When active management means many managers

Like those amoeba you learned about back in high school science class, mutual-fund managers are multiplying.

It's not just new managers for new funds. But also co-managers, multiple managers, managers who are also analysts, and managers of managers.

The Master's Select Equity fund, for example, has six managers. The Franklin Templeton Dynatech Fund has two managers, though last year it had three. The Stein Roe Young Investor Fund has two managers.

The State Street Research Galileo Fund has at least 14.

"A few years ago, funds were reluctant to admit that they used more than one manager on a fund," says an analyst with Morningstar Inc., a financial-services information firm in Chicago. "They didn't want you to know that the fund had more than one person running the show.

"Now that has all changed, as the concept of multiple managers has become popular," she says.

According to Morningstar, some 1,398 single-class equity funds out of a total of 2,691 single-class funds, or 52 percent of the total, now have multiple managers. Of the 2,731 single-class international equity funds tracked by Morningstar, some 1,297, or roughly 47 percent, have more than one manager.

Reasons for using multiple managers vary. The three most-common ones:

Diversification Having more than one manager enables a fund to broaden its portfolio base by using experts familiar with certain segments, or subsegments, of the market.

Better leadership When manager A is out of town, manager B, or C, or D can run the show. As a result, investors should sleep better, knowing there is always someone on the deck of the ship.

Marketing Let's be honest. Some fund companies use multiple managers "as a marketing gimmick," touting the concept in their advertising, says the Morningstar analyst.

Perhaps the best-known group to use more than two managers is Litman/Gregory Fund Advisors, which runs two highly successful funds: the Masters' Select Equity Fund and the Masters' Select International Fund.

Both funds are up more than 100 percent since their inception in the late 1990s, notes John Coughlan, chief operating officer of Litman/Gregory Fund Advisors, based in Orinda, Calif.

In the case of the Masters' Select Equity Fund, for example, there are six managers, Mr. Coughlan says.

Here's how they work together: Twenty percent of the fund is run by the manager of the Legg Mason Value Trust Fund, Bill Miller, who focuses on large-cap companies (though he has a mandate to buy whatever grabs his fancy); Shelby Davis and his adult son Chris also look after 20 percent, investing in large-cap growth companies that have "reasonable value;" Foster Friess handles 10 percent, picking small- and mid-cap stocks; Mason Hawkins runs 20 percent by investing in traditional value stocks; Sig Segalas oversees 20 percent, focusing on large-cap growth companies; and Dick Weiss runs 10 percent, searching out reasonably priced small-cap growth companies.

Each of the six managers is allowed to pick his favorite stocks. "They are not overruled on their choices," says Coughlan. The total portfolio for the fund tends to average around 65 companies, he says.

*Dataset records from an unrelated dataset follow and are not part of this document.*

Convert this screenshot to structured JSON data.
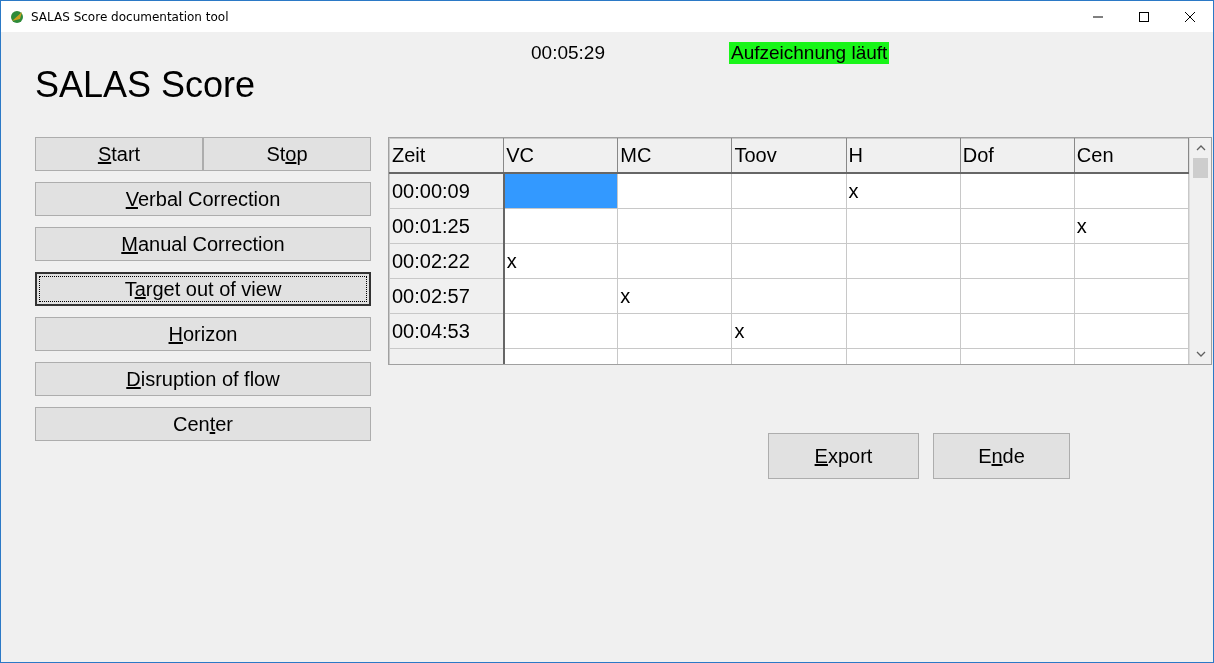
{
  "window": {
    "title": "SALAS Score documentation tool"
  },
  "header": {
    "title": "SALAS Score",
    "elapsed": "00:05:29",
    "status": "Aufzeichnung läuft",
    "recording": true
  },
  "buttons": [
    {
      "key": "S",
      "post": "tart",
      "focused": false
    },
    {
      "pre": "St",
      "key": "o",
      "post": "p",
      "focused": false
    },
    {
      "key": "V",
      "post": "erbal Correction",
      "focused": false
    },
    {
      "key": "M",
      "post": "anual Correction",
      "focused": false
    },
    {
      "pre": "T",
      "key": "a",
      "post": "rget out of view",
      "focused": true
    },
    {
      "key": "H",
      "post": "orizon",
      "focused": false
    },
    {
      "key": "D",
      "post": "isruption of flow",
      "focused": false
    },
    {
      "pre": "Cen",
      "key": "t",
      "post": "er",
      "focused": false
    }
  ],
  "table": {
    "columns": [
      "Zeit",
      "VC",
      "MC",
      "Toov",
      "H",
      "Dof",
      "Cen"
    ],
    "rows": [
      {
        "cells": [
          "00:00:09",
          "",
          "",
          "",
          "x",
          "",
          ""
        ],
        "cell_selected": [
          false,
          true,
          false,
          false,
          false,
          false,
          false
        ]
      },
      {
        "cells": [
          "00:01:25",
          "",
          "",
          "",
          "",
          "",
          "x"
        ],
        "cell_selected": [
          false,
          false,
          false,
          false,
          false,
          false,
          false
        ]
      },
      {
        "cells": [
          "00:02:22",
          "x",
          "",
          "",
          "",
          "",
          ""
        ],
        "cell_selected": [
          false,
          false,
          false,
          false,
          false,
          false,
          false
        ]
      },
      {
        "cells": [
          "00:02:57",
          "",
          "x",
          "",
          "",
          "",
          ""
        ],
        "cell_selected": [
          false,
          false,
          false,
          false,
          false,
          false,
          false
        ]
      },
      {
        "cells": [
          "00:04:53",
          "",
          "",
          "x",
          "",
          "",
          ""
        ],
        "cell_selected": [
          false,
          false,
          false,
          false,
          false,
          false,
          false
        ]
      }
    ]
  },
  "actions": [
    {
      "key": "E",
      "post": "xport",
      "focused": false
    },
    {
      "pre": "E",
      "key": "n",
      "post": "de",
      "focused": false
    }
  ]
}
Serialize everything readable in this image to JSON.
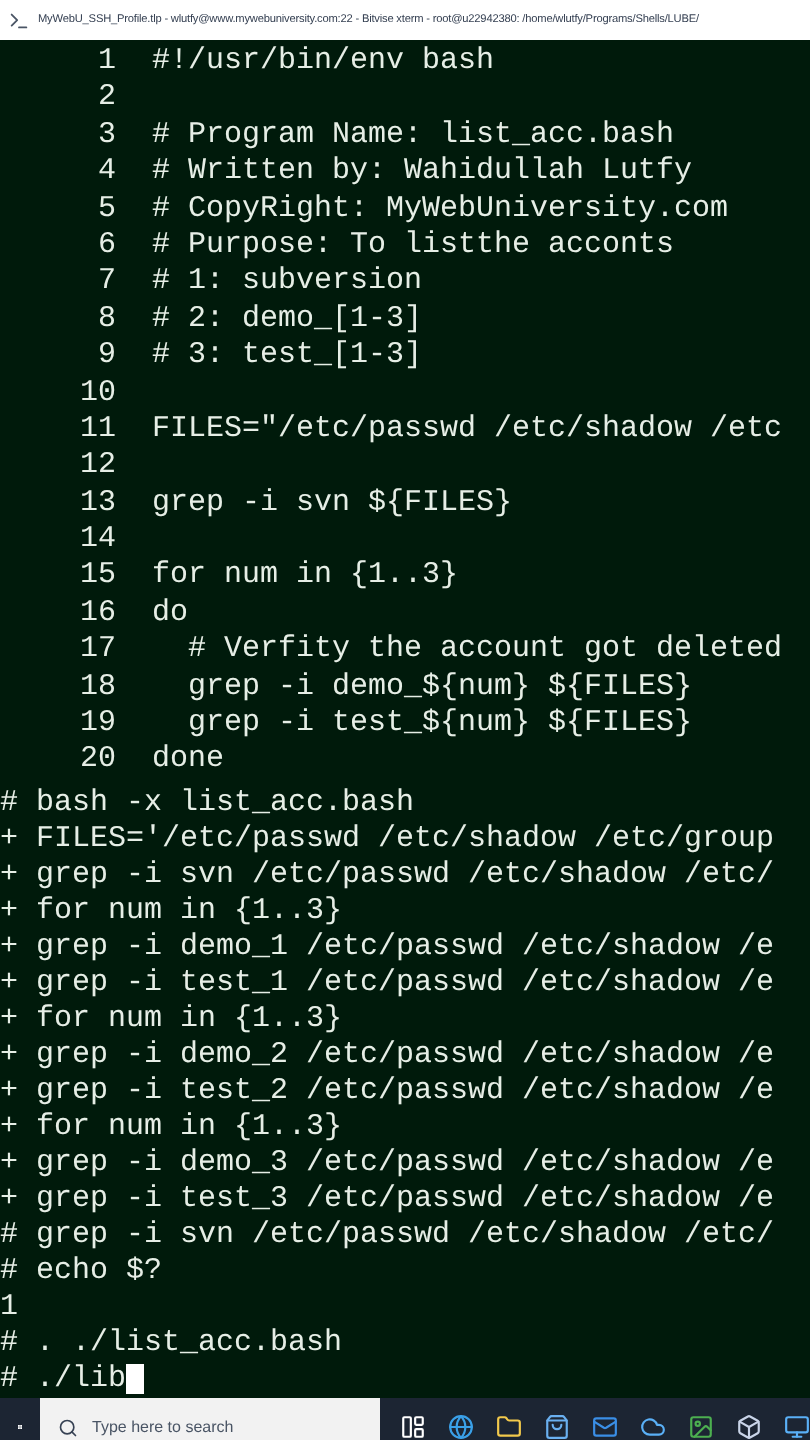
{
  "window": {
    "title": "MyWebU_SSH_Profile.tlp - wlutfy@www.mywebuniversity.com:22 - Bitvise xterm - root@u22942380: /home/wlutfy/Programs/Shells/LUBE/"
  },
  "editor_lines": [
    {
      "number": "1",
      "code": "#!/usr/bin/env bash"
    },
    {
      "number": "2"
    },
    {
      "number": "3",
      "code": "# Program Name: list_acc.bash"
    },
    {
      "number": "4",
      "code": "# Written by: Wahidullah Lutfy"
    },
    {
      "number": "5",
      "code": "# CopyRight: MyWebUniversity.com"
    },
    {
      "number": "6",
      "code": "# Purpose: To listthe acconts"
    },
    {
      "number": "7",
      "code": "# 1: subversion"
    },
    {
      "number": "8",
      "code": "# 2: demo_[1-3]"
    },
    {
      "number": "9",
      "code": "# 3: test_[1-3]"
    },
    {
      "number": "10"
    },
    {
      "number": "11",
      "code": "FILES=\"/etc/passwd /etc/shadow /etc"
    },
    {
      "number": "12"
    },
    {
      "number": "13",
      "code": "grep -i svn ${FILES}"
    },
    {
      "number": "14"
    },
    {
      "number": "15",
      "code": "for num in {1..3}"
    },
    {
      "number": "16",
      "code": "do"
    },
    {
      "number": "17",
      "code": "  # Verfity the account got deleted"
    },
    {
      "number": "18",
      "code": "  grep -i demo_${num} ${FILES}"
    },
    {
      "number": "19",
      "code": "  grep -i test_${num} ${FILES}"
    },
    {
      "number": "20",
      "code": "done"
    }
  ],
  "output_lines": [
    "# bash -x list_acc.bash",
    "+ FILES='/etc/passwd /etc/shadow /etc/group",
    "+ grep -i svn /etc/passwd /etc/shadow /etc/",
    "+ for num in {1..3}",
    "+ grep -i demo_1 /etc/passwd /etc/shadow /e",
    "+ grep -i test_1 /etc/passwd /etc/shadow /e",
    "+ for num in {1..3}",
    "+ grep -i demo_2 /etc/passwd /etc/shadow /e",
    "+ grep -i test_2 /etc/passwd /etc/shadow /e",
    "+ for num in {1..3}",
    "+ grep -i demo_3 /etc/passwd /etc/shadow /e",
    "+ grep -i test_3 /etc/passwd /etc/shadow /e",
    "# grep -i svn /etc/passwd /etc/shadow /etc/",
    "# echo $?",
    "1",
    "# . ./list_acc.bash",
    "# ./lib"
  ],
  "taskbar": {
    "search": {
      "placeholder": "Type here to search"
    }
  }
}
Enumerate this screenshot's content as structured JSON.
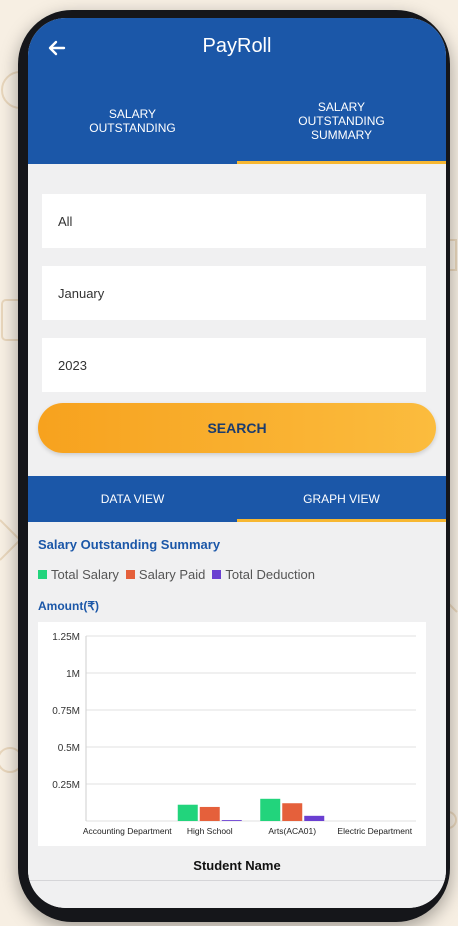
{
  "app": {
    "title": "PayRoll"
  },
  "top_tabs": [
    {
      "label": "SALARY OUTSTANDING",
      "active": false
    },
    {
      "label": "SALARY OUTSTANDING SUMMARY",
      "active": true
    }
  ],
  "filters": {
    "department": "All",
    "month": "January",
    "year": "2023"
  },
  "search_button": "SEARCH",
  "view_tabs": [
    {
      "label": "DATA VIEW",
      "active": false
    },
    {
      "label": "GRAPH VIEW",
      "active": true
    }
  ],
  "summary": {
    "title": "Salary Outstanding Summary",
    "axis_label": "Amount(₹)",
    "x_axis_title": "Student Name"
  },
  "colors": {
    "accent": "#1b57a8",
    "highlight": "#f7b731",
    "total_salary": "#22d47c",
    "salary_paid": "#e5603b",
    "total_deduction": "#6a3fd1"
  },
  "icons": {
    "back": "back-arrow-icon"
  },
  "chart_data": {
    "type": "bar",
    "categories": [
      "Accounting Department",
      "High School",
      "Arts(ACA01)",
      "Electric Department"
    ],
    "series": [
      {
        "name": "Total Salary",
        "values": [
          0,
          110000,
          150000,
          0
        ]
      },
      {
        "name": "Salary Paid",
        "values": [
          0,
          95000,
          120000,
          0
        ]
      },
      {
        "name": "Total Deduction",
        "values": [
          0,
          6000,
          35000,
          0
        ]
      }
    ],
    "ylabel": "Amount(₹)",
    "xlabel": "Student Name",
    "ylim": [
      0,
      1250000
    ],
    "yticks": [
      0,
      250000,
      500000,
      750000,
      1000000,
      1250000
    ],
    "ytick_labels": [
      "",
      "0.25M",
      "0.5M",
      "0.75M",
      "1M",
      "1.25M"
    ],
    "grid": true,
    "legend_position": "top-left"
  }
}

Some funds have even larger numbers of managers. For example, the State Street Research Galileo Fund has one overall manager - Tom Dillman - and 14 co-managers. The co-managers also serve as the funds' 14 equity stock analysts.

To ensure that they do their very best possible work, the Galileo fund rewards the co-managers for making solid choices. One-fifth of the co-managers' respective bonuses is based on how well their stock picks perform versus other stocks in their area of coverage.

The jury is still out on whether funds with many managers do better than single-managed funds, since reporting agencies such as Morningstar have only begun considering the role of co-managers in the past few years.

Still, the assumption is that co-managed funds tend to be on the plus side in terms of returns, simply because they have an extra layer of research and expertise that most single-managed funds may not have.

That may particularly be true for funds with many stocks in their portfolios, experts say.

More and more, the 'two heads are better' philosophy reigns. One fund even has 14.